With more than two dozen editions since 2001, The Amazing Race is one of the longest-running reality shows of all time. It's also one of the most acclaimed, having won the Emmy Award for Outstanding Reality-Competition Program 10 times out of the 13 years it's been contested. Lacking the trashiness and backstabbing usually associated with reality TV, The Amazing Race is one part travelogue, one part scavenger hunt, and totally unpredictable...or at least mostly unpredictable. That's because, like most reality shows, The Amazing Race needs a little help and sweetening to make for good, consistent TV. (Not to mention to keep the contestants safe in far-flung lands.) Here are some ways the stuff you see on the series doesn't quite reflect reality.

Contestants aren't quite always on the move

The mere mention of The Amazing Race likely conjures up an image of a couple, each wearing a huge backpack, running through a bare-bones airport in a foreign country, desperately trying to catch a plane. Or desperately trying to catch a bus. Or desperately trying to catch a train. The truth: Contestants in a hurry is a dramatic image, so it's going to make for interesting television. The reality of the situation is that contestants spend a great deal of time waiting around for planes, trains, and automobiles to move them along. Just like in real, non-televised reality: if the plane isn't there yet, the plane can't leave yet. Which means contestants have to wait around in airports for hours upon hours.
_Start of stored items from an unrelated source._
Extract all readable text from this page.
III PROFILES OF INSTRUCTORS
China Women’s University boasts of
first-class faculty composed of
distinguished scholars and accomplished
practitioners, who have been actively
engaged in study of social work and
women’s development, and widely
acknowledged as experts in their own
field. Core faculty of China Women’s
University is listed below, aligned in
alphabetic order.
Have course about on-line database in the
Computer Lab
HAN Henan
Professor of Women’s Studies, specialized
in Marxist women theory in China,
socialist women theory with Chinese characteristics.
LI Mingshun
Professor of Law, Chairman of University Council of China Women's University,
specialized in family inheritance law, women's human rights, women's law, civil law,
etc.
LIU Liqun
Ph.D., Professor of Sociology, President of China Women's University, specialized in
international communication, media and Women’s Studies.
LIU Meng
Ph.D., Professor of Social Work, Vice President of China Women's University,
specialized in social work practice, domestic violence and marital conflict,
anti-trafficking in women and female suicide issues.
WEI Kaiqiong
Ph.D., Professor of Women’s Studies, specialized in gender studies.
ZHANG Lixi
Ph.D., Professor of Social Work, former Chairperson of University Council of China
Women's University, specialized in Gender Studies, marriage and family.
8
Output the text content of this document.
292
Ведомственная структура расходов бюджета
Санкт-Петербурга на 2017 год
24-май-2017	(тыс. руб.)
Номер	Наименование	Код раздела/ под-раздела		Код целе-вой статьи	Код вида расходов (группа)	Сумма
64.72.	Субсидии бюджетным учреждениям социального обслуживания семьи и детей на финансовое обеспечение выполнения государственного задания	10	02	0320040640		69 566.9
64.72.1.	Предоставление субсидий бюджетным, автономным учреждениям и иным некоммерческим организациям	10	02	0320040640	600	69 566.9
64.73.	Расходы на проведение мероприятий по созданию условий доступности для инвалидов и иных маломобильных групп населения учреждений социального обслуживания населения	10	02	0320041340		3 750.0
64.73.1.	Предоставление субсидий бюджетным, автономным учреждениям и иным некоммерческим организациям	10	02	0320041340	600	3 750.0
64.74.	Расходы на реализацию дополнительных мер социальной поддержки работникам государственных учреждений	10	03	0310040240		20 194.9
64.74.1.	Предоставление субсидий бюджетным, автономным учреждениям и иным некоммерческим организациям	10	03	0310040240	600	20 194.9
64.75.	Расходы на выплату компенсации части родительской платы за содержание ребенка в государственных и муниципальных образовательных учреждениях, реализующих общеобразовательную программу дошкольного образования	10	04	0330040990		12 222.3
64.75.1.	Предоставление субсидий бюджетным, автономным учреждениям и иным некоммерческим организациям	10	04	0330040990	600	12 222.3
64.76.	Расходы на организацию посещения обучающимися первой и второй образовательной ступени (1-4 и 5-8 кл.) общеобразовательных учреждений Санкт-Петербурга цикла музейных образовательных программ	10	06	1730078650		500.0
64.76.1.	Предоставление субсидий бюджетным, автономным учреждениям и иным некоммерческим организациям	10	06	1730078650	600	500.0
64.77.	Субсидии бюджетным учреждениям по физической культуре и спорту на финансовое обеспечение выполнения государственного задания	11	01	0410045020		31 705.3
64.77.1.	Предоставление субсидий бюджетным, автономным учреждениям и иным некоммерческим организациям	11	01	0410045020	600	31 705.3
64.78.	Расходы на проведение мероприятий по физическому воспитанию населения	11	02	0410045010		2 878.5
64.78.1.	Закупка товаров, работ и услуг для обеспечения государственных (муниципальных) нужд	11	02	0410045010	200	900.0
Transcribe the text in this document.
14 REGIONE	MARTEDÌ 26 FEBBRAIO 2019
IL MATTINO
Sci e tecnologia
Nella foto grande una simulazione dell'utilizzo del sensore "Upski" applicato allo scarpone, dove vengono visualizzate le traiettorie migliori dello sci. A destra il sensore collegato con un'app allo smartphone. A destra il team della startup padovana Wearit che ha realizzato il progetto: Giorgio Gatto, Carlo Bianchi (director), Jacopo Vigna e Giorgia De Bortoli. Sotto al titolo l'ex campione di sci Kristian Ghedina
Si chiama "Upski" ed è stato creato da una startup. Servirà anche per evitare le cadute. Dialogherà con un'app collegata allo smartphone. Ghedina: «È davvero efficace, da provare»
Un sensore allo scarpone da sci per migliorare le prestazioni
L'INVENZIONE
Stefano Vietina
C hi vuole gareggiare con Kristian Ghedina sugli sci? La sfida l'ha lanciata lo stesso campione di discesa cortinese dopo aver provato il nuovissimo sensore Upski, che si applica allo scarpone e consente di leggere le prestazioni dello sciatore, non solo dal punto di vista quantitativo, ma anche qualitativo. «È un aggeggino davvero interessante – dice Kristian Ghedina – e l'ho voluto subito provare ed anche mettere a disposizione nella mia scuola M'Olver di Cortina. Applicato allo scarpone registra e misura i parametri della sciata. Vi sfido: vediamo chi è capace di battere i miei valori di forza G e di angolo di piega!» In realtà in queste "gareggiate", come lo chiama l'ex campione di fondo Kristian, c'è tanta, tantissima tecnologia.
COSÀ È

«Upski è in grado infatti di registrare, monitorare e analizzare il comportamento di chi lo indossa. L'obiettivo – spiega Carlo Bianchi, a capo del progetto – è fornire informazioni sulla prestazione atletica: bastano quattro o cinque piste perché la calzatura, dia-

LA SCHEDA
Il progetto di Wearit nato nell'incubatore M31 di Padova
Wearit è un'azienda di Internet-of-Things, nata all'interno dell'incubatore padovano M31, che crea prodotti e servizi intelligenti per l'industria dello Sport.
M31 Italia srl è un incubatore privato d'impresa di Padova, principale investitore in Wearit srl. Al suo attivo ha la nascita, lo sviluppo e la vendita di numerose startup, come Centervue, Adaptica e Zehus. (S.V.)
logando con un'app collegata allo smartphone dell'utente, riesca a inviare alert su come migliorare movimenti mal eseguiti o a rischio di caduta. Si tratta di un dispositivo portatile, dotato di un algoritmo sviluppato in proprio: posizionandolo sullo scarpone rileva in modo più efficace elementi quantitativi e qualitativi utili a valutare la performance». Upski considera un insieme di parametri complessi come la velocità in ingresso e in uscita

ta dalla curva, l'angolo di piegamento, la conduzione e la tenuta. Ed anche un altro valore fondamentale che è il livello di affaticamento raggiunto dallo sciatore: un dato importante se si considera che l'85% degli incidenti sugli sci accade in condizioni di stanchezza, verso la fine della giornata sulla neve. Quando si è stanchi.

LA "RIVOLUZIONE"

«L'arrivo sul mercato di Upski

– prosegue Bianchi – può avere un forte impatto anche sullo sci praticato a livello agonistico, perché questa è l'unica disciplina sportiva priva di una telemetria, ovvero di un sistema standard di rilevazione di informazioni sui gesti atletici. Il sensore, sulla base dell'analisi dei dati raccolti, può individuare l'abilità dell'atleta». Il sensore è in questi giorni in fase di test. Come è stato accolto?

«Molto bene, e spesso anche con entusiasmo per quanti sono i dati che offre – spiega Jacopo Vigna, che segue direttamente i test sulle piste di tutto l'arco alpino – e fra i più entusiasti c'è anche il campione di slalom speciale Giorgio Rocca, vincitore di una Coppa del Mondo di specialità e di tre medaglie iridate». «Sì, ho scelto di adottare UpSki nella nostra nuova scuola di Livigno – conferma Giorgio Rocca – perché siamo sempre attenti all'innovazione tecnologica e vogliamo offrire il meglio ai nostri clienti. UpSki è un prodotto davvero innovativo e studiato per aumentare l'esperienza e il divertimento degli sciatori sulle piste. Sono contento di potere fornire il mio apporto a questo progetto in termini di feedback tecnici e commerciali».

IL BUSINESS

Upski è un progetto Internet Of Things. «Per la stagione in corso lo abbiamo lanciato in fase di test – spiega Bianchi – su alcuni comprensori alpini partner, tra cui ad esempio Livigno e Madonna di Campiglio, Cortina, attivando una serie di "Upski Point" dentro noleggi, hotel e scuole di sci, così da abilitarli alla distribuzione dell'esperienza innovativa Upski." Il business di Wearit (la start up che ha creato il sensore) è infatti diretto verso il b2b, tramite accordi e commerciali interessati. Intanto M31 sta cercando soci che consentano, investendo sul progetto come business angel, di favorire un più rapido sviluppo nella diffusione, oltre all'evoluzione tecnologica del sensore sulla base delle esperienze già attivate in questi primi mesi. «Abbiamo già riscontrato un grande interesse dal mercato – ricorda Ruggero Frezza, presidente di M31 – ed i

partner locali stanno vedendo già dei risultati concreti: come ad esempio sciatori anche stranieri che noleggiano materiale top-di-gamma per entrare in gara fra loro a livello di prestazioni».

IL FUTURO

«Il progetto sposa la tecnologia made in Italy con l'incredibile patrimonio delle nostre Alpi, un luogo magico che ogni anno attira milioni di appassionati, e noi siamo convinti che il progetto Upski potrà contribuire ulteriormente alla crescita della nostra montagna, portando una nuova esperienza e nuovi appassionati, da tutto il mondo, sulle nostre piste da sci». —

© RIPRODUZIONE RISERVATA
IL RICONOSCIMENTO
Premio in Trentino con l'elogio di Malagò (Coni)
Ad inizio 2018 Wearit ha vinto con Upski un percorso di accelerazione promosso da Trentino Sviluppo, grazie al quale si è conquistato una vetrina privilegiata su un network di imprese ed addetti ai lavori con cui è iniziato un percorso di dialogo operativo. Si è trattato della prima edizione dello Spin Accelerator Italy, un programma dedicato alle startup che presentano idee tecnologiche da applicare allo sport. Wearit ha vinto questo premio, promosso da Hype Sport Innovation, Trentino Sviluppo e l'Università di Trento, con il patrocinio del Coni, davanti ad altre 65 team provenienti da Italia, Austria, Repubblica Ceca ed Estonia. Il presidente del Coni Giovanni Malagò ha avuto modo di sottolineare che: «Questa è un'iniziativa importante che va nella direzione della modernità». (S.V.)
The Pit Stops happen somewhere else

One episode of the show usually covers one leg of the trip, and its culmination in a rest-and-recovery period called a Pit Stop. It's also where they tape scenes with the show's host, Phil Keoghan, and the winners of the leg receive a prize. Generally filming takes place in one location, often a hotel, but that doesn't mean the contestants actually stay there. After recording is complete, the contestants are herded into vans and moved out to a different location for 12 hours of relaxation and treats. (And Keoghan flies out immediately, usually to the spot of the next leg's Pit Stop.)

"Blind date" contestants aren't made to share quarters

While the two-person teams on The Amazing Race are usually married couples, romantic partners, friends, siblings, or family members, the show has also involved "blind date" couples—two strangers the show set up to be teammates for each other who don't mean until the starting line. While some episodes have shown blind date teams sharing a room during their travels (as every other team on the show would), the show doesn't really force them to do that. Blind date couples get separate rooms.

Not every contestant applies to be on the show—some are recruited

The vast majority of the hundreds of The Amazing Race contestants got onto the show via the standard casting process: they filled out an audition form, made at least one or two audition tapes, met with casting directors, and beat the odds to win a slot in the game. However, it would seem that many contestants on the show were recruited. Reportedly, the show's casting staff recruits at restaurants, bars, and other public places near its production offices in Santa Monica, California. Also recruited: The cast of the show's 28th cycle, which was made up entirely of YouTube and Vine stars.

Contestants are never alone, and are never truly in danger

Each team on The Amazing Race is actually a four-person operation traipsing around the world. There are the two contestants, plus a camera operator and a sound person. They go where the teams go, and live the same adventures they live (including sleeping wherever they end up having to sleep). Not to mention, paramedics and other medical teams are always on standby, close by, should any contestant actually get bitten by a cobra, break their leg, or endure some other kind of exotic injury.